Q+A: Cold Specks
With a new record, Fool’s Paradise, Laden Hussein aka Cold Specks was in Ottawa on Dec. 2. The soulful singer chatted with The Charlatan about the album, her heritage, and her current music recommendations.
TC: What were some of the influences behind Fool’s Paradise?
CS: Fool’s Paradise is a collection of songs where some of them are dystopian reflections, some of them are broken love songs inspired by love and loss of time. They all sort of come together, there’s 10 songs.
TC: What do you mean by dystopian reflections?
CS: For me, I called it [Fool’s Paradise] because it’s a reflection of the times through my perspective. I feel like we’re living in a crumbling world and I felt compelled to write about. Sonically, I wanted it to be beautiful and hopeful, not mournful.
TC: You’ve talked before about exploring your own Somali background on the record, do you want to talk a little about that?
CS: I suppose some of those songs, the songs that deal with identity and diaspora, that was my reaction to seeing my country on the news. Sitting down, watching Donald Trump spewing his hate while I was sitting with my father and my mother and my sisters, all who are refugees from Somalia, who left to find some light and suddenly there’s more darkness . . . I wanted to bring some light. There’s always these narratives attached to a country and I wanted to bring beauty from ashes.
TC: How’s this tour cycle been for you so far?
CS: It’s been long, exhausting and thrilling in equal measures. It’s been nice to play these new songs. There’s softer tones, much more subtle, and it’s been nice to bring that out. I’ve been listening to a lot of Sade on the road.
TC: Do you have a favourite thing a fan has ever said to you?
CS: Last night, I had a really special moment with a fan. I played a song I don’t usually play, but I played it and she came up to me and told me it was the song she played at her sister’s funeral. She really appreciated me singing it tonight, and we had this moment . . . it was incredibly emotional and beautiful as well. It’s remarkable when you’re an artist and you make songs for yourself, and they mean new things to people you don’t know. It’s a beautiful thing really.
TC: Do you have a favourite song to play live?
CS: I like them all, they’re all my children. I couldn’t choose one.
TC: Is there one that’s had a larger impact on stage or gotten the best reactions from audiences?
CS: I like “Wild Card.” I like the melody of the song. It was a single, so people really react well when we play it. Melodically, I really enjoy singing that song.
TC: How would you describe your evolution as an artist over the past few records?
CS: I think to create art, you have to constantly evolve and challenge yourself. Nothing I ever do is the same, which I want. The first record was pretty stripped back, acoustic guitars, sparse arrangements. The second one was textured, more layers. This record is softer. I just am constantly seeking to challenge myself.
TC: Are there new challenges that you’re hoping to embrace over your next few records?

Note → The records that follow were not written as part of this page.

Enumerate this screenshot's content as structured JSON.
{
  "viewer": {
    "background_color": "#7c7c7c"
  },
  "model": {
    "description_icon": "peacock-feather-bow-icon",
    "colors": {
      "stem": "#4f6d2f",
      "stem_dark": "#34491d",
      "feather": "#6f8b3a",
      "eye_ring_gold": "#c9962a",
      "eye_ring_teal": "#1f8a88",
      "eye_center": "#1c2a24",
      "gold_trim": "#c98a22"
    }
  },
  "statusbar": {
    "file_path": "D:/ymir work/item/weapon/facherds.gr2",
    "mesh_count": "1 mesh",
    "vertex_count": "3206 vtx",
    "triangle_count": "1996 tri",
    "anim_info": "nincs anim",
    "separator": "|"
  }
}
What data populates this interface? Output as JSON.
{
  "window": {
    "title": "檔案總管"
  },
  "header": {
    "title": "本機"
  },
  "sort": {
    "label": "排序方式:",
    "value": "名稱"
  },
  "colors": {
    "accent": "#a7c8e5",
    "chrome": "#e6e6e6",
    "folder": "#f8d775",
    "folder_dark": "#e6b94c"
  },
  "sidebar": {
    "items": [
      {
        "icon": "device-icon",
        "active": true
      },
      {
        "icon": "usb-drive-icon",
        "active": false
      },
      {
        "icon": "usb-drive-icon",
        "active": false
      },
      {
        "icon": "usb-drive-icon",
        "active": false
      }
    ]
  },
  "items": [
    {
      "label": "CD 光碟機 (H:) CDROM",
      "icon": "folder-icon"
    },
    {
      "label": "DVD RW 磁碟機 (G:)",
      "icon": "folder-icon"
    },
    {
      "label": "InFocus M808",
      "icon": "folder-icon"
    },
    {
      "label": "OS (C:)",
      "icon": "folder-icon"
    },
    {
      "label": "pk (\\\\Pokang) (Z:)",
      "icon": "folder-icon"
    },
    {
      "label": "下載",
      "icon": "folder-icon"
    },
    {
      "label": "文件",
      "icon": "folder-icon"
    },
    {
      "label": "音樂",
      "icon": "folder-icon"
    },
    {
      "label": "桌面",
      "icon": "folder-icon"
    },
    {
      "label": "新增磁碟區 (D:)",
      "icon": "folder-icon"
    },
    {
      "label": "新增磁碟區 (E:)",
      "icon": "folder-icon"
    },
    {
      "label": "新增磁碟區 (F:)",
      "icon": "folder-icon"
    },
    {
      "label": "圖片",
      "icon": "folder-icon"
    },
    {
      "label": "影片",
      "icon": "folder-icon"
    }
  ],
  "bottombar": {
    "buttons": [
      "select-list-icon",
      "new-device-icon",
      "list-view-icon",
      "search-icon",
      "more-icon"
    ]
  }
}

CS: I stopped playing guitar last year. I’ve been guitar more now, getting to know my Telecaster again, getting reacquainted. So that’s been really nice. I really want to improve my skills on the guitar.
TC: What drew you to naming yourself after that line in Ulysses?
CS: It was striking: “Born all in the dark wormy earth, cold specks of fire, evil, lights shining in the darkness.” I liked the juxtaposition of light and darkness. It was also an homage to X-Ray Spex, the band. It made sense.
TC: If you could be remembered for one thing as an artist, what would you want that thing to be?
CS: I want to make music of substance that people enjoy. I don’t know, I just want to make good art, that’s it.
TC: What have you been listening to over the last little bit that you would want to recommend to a bunch of university kids?
CS: I’m obsessed with Sade at the moment, and Shamir.
TC: What is it about them that draws you to them?
CS: Sade is just smooth and beautiful and striking. It took me a really long time to enjoy her music because I wasn’t a fan of the 80’s smooth jazz production. It’s taken me until this year to really fall madly in love with her, despite my lack of interest in some of the production. It’s beautiful melodies, striking tone, wonderful songwriting. Shamir makes weird music, and he does it for himself. It’s outsider pop from a 23-year-old kid who struggled with bipolar disorder and record labels and a lot of shit . . . I really enjoy his new album Revelations. Those are my recommendations.
TC: You get the opportunity to sit down to dinner with literally you want. Who is it, and what’s on the menu?
CS: Hmmm. I’d love to have dinner with Aretha Franklin, and it would be the most outrageous menu. We’d sit there, I’d be silent, and observe her in all her beautiful sexiness.
TC: What conversations would you have with her?
CS: I’d probably ask her about Sam Cooke and her friendship with him. I’d want all the details and all the gossip. She was really young when she played with him, I’d want to know more details about that. I would honestly just sit there silently and observe her.
This interview has been edited for clarity and length.